I live alone and during the course of the evening, I started to feel a tad alarmed, okay maybe even scared. But, that's okay because it's only human to be scared! Right? The dizziness persisted and the sensation in my head was no picnic. So I thought it best to call someone, a family member perhaps. I called my daughter and told her what was happening, ya know, just in case. Just being cautious. She was wonderful. The mother-daughter bond has strengthened between us in the last year, so when she promised to check up on me later that night, immediately I felt at ease. I felt her loving presence. I felt safe and protected. Is it silly for a mother to say she feels safe and protected by her own child? Awkward? Uncomfortable? Do you believe these are things I was dealing with as well? Umfff!

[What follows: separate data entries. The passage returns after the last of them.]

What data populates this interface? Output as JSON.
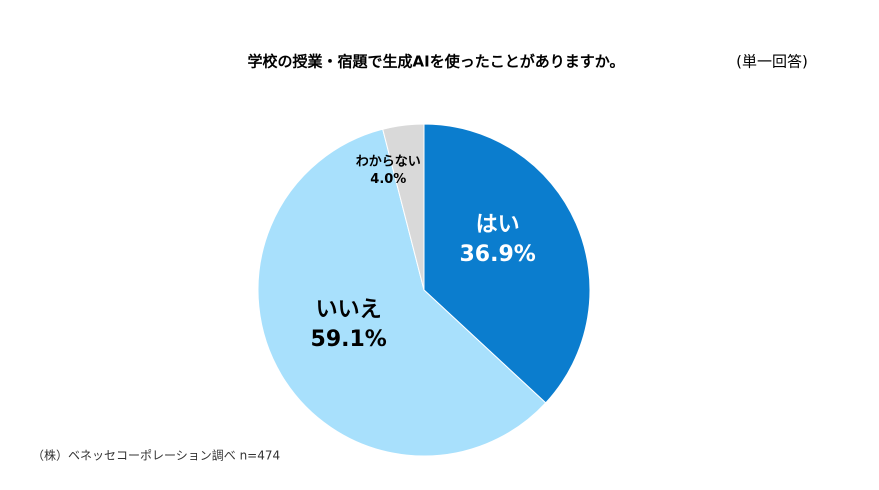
{
  "chart_data": {
    "type": "pie",
    "title": "学校の授業・宿題で生成AIを使ったことがありますか。",
    "subtitle": "(単一回答)",
    "source": "（株）ベネッセコーポレーション調べ n=474",
    "categories": [
      "はい",
      "いいえ",
      "わからない"
    ],
    "values": [
      36.9,
      59.1,
      4.0
    ],
    "value_labels": [
      "36.9%",
      "59.1%",
      "4.0%"
    ],
    "colors": [
      "#0b7dce",
      "#a8e0fc",
      "#d9d9d9"
    ]
  }
}
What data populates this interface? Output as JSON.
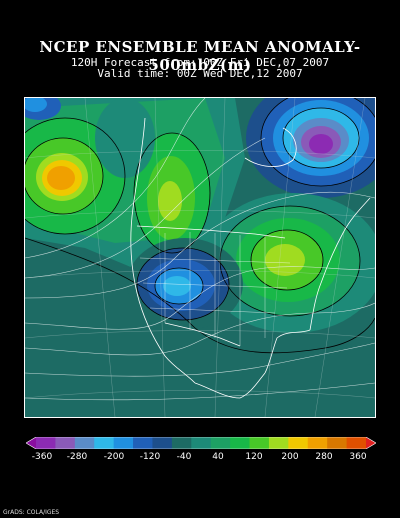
{
  "header": {
    "title": "NCEP ENSEMBLE MEAN ANOMALY- 500mbZ(m)",
    "forecast_line": "120H Forecast from: 00Z Fri DEC,07 2007",
    "valid_line": "Valid time: 00Z Wed DEC,12 2007"
  },
  "colorbar": {
    "labels": [
      "-360",
      "-280",
      "-200",
      "-120",
      "-40",
      "40",
      "120",
      "200",
      "280",
      "360"
    ],
    "colors": [
      "#8a0ea0",
      "#8c2bb3",
      "#8a5ab8",
      "#5a8cc8",
      "#2fb8e8",
      "#2090e0",
      "#2060b8",
      "#1d4f8c",
      "#1d6b64",
      "#1d8a78",
      "#1da064",
      "#18b848",
      "#48c828",
      "#a0dc20",
      "#f0c800",
      "#f0a000",
      "#d87800",
      "#e05000",
      "#e02020"
    ]
  },
  "map": {
    "background_color": "#1d6b64",
    "anomalies": [
      {
        "name": "Pacific high",
        "sign": "positive",
        "peak_color": "#f0a000"
      },
      {
        "name": "Western Canada ridge",
        "sign": "positive",
        "peak_color": "#a0dc20"
      },
      {
        "name": "Hudson Bay low",
        "sign": "negative",
        "peak_color": "#8c2bb3"
      },
      {
        "name": "Western Atlantic high",
        "sign": "positive",
        "peak_color": "#a0dc20"
      },
      {
        "name": "Southwest US low",
        "sign": "negative",
        "peak_color": "#2fb8e8"
      }
    ]
  },
  "credit": "GrADS: COLA/IGES"
}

Surprisingly enough, I no longer felt alone or scared. Maybe because now I had someone looking out for me. It's only human to seek shelter....right? And isn't it only human not to want to be alone either? I mean, just the mere notion of knowing she would be checking up on me, gave me peace of mind. I know, I know, God watches over me, but I guess it's also only human to feel the need for warmth and love from others. Right? Umfff! I did dose off in heavenly sleep though. Strange?
Morning came and I had to face reality. My daughter had not called me at all to check up on me like she said she would. I tried not to think about it. But damn it hurt! I felt hurt, silly, awkward, hurt, stupid all at the same time which made it all that worse! Umfff! I went on questioning if I should be feeling anything at all. Why should I feel hurt? Right? I'm an adult. Besides I'm the mother here, she is my child. An adult too, but my child. She has 3 little ones of her own and a husband to attend to as well. I know how busy it can get. How dare I feel hurt!? I tried to smother my feelings with these thoughts. I reminded myself that she was at the supermarket with hubby and all 3 kids when I related how I was feeling. Maybe she wasn't really listening to me.
For god-sakes maybe she got real busy at home with putting away the groceries, then dinner, then putting the kids to bed and all that good stuff mothers do. I tried to ease my pain with these thought too. But it didn't help. It's only human to hurt! Right? Then I was mad. There is no excuse. I am her mother and she did say she would call. Not long after battling these thoughts, the phone rings.
Ring! Ring! Ring!
It was her! Arms crossed and mad, I let it ring. That'll teach her! Silly...right? Umfff!
Ring! Ring! Ring!
Mom, I'm sorry I didn't call you back last night to check up on you! I was so tired I fell asleep in the couch. I'm so sorry. How are you feeling this morning?
It's only human to forgive...right? Umfff!